Алика стиснула зубы и поддела носком сапога валявшуюся на дороге льдинку. Она глухо шлёпнулась где-то справа.
— По-моему, это в универе и выяснилось. Терпеть мама не стала. Подала на развод. Они долго ругались, он сказал, что ни капли денег она от него не получит. И — надо же! — Алика озлобленно фыркнула. — Не соврал. По суду мы смогли только квартиру распилить. И всё. Он переписал бизнес на свою новую женщину, себя официально объявил безработным, на вакансии не откликался. А мама, без опыта работы, с дипломом, полученным в тридцать два, долго не могла найти компанию, куда устроиться, чтобы обеспечивать нас двоих. Перебивалась с одного на другое. А ему было плевать. Последний раз он появился на моё шестнадцатилетие. И то… Как «появился» — Стасика прислал. А тот уже сертификат в тату-салон вручил. Типа от папы. Всё. На последний звонок в школе я его ещё звала, на выпускной из уника — не стала.
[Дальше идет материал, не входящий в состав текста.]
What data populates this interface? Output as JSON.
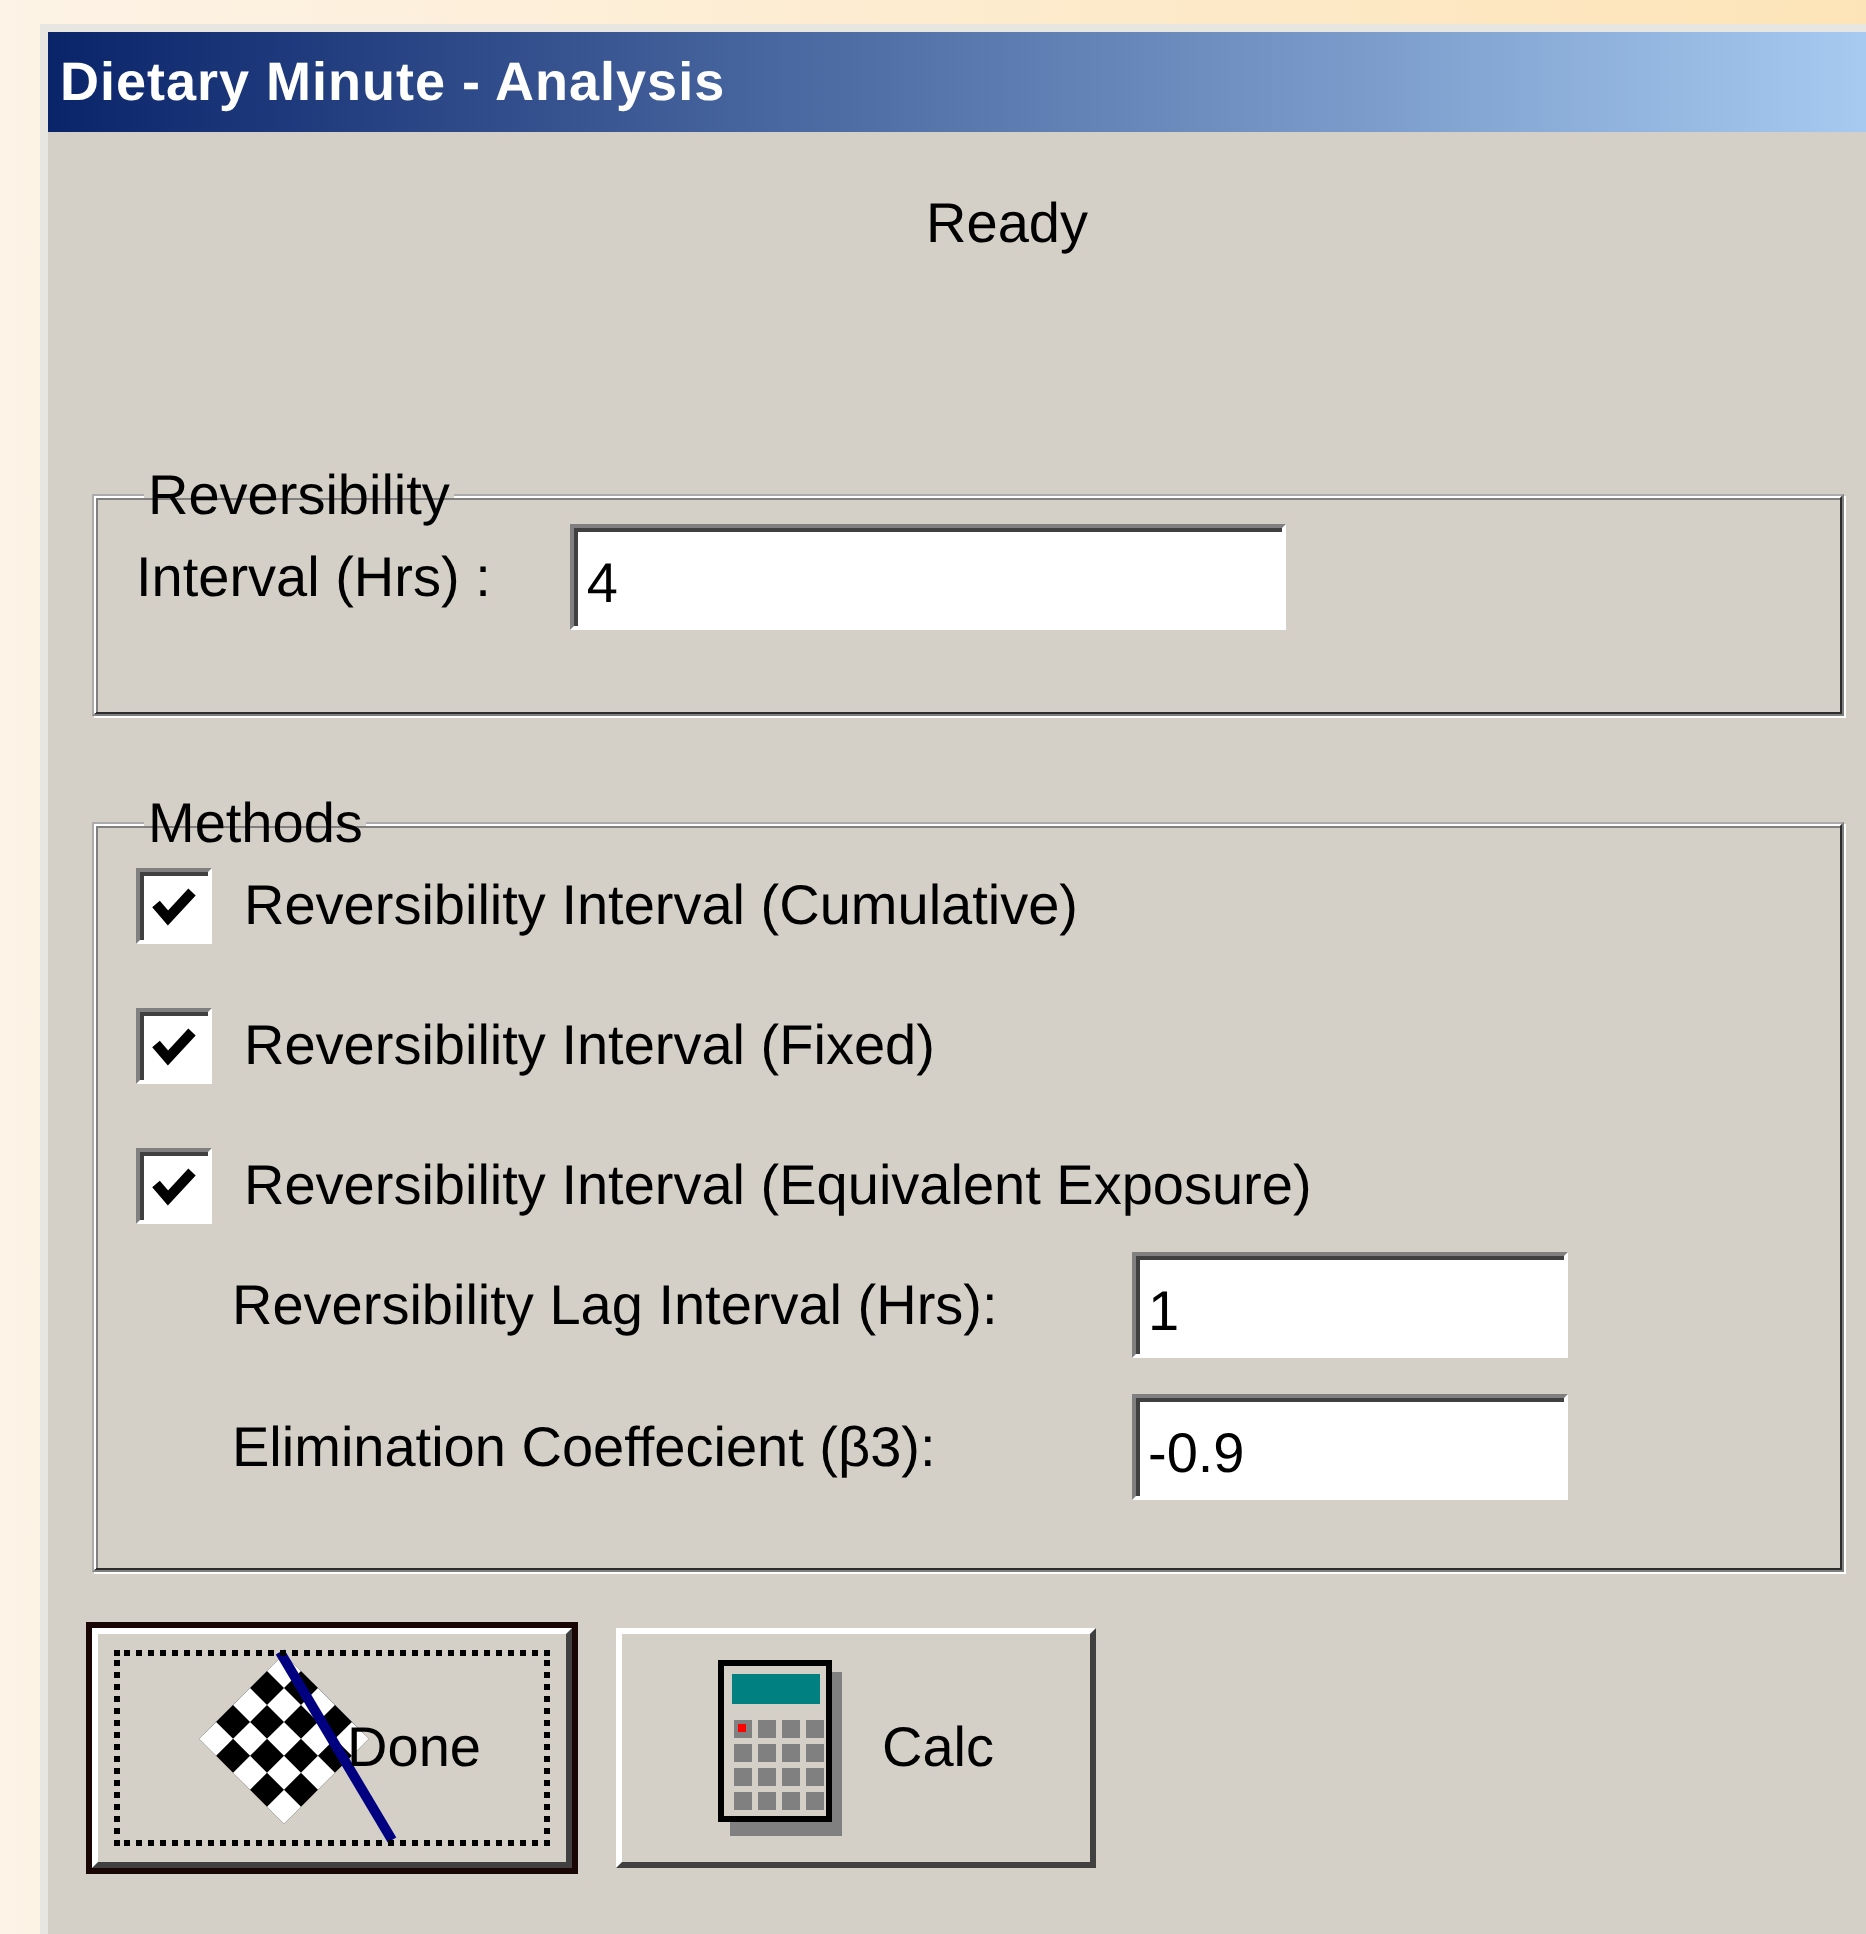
{
  "window": {
    "title": "Dietary Minute - Analysis"
  },
  "status": "Ready",
  "reversibility": {
    "legend": "Reversibility",
    "field": {
      "label": "Interval (Hrs) :",
      "value": "4"
    }
  },
  "methods": {
    "legend": "Methods",
    "checkboxes": [
      {
        "label": "Reversibility Interval (Cumulative)",
        "checked": true
      },
      {
        "label": "Reversibility Interval (Fixed)",
        "checked": true
      },
      {
        "label": "Reversibility Interval (Equivalent Exposure)",
        "checked": true
      }
    ],
    "fields": [
      {
        "label": "Reversibility Lag Interval (Hrs):",
        "value": "1"
      },
      {
        "label": "Elimination Coeffecient (β3):",
        "value": "-0.9"
      }
    ]
  },
  "buttons": [
    {
      "label": "Done",
      "kind": "flag",
      "focused": true
    },
    {
      "label": "Calc",
      "kind": "calculator",
      "focused": false
    }
  ]
}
Алика шмыгнула носом. Она помнила запах пустого бульона с пресной картошкой и кубиком «Роллтона», самые дешёвые слипшиеся рожки и огромные корзины дачных продуктов и закруток, которые привозили бабушка с дедушкой, — и это всегда было праздником.
— Твоя мама просто героиня.
— Твоя не меньше, — не задумываясь, откликнулась Алика. — Даже будучи на службе, не каждая женщина находит в себе смелость уйти от рукоприкладства и тем более увести ребёнка.
— Боятся одиночества.
Алика кивнула. Её мама не боялась одиночества. И Алика — тоже.
Одной спокойней. В одиночестве ты полагаешься только на себя, отвечаешь только за себя. В одиночестве ты слышишь себя. «Только вот зачем тогда ты вчера написала Илье?» — Алика тяжело вздохнула.
— А там уже появился ты. И потом всё стало хорошо.
Алика внутренне хихикнула, когда Илья, как и планировалось, оглушённый этой фразой, отстал на пару шагов, а потом нагнал её, едва не споткнувшись о деревянный заборчик, летом тщетно пытавшийся ограждать заботливо посаженные местными старушками цветы от хулиганов.
— Погоди-погоди, это взаимосвязанные события? Или параллельные?
— Препендикулярные!
— Ну Алика! Я серьёзно!
Алика пожала плечами: и без того сегодня наговорила больше, чем следовало.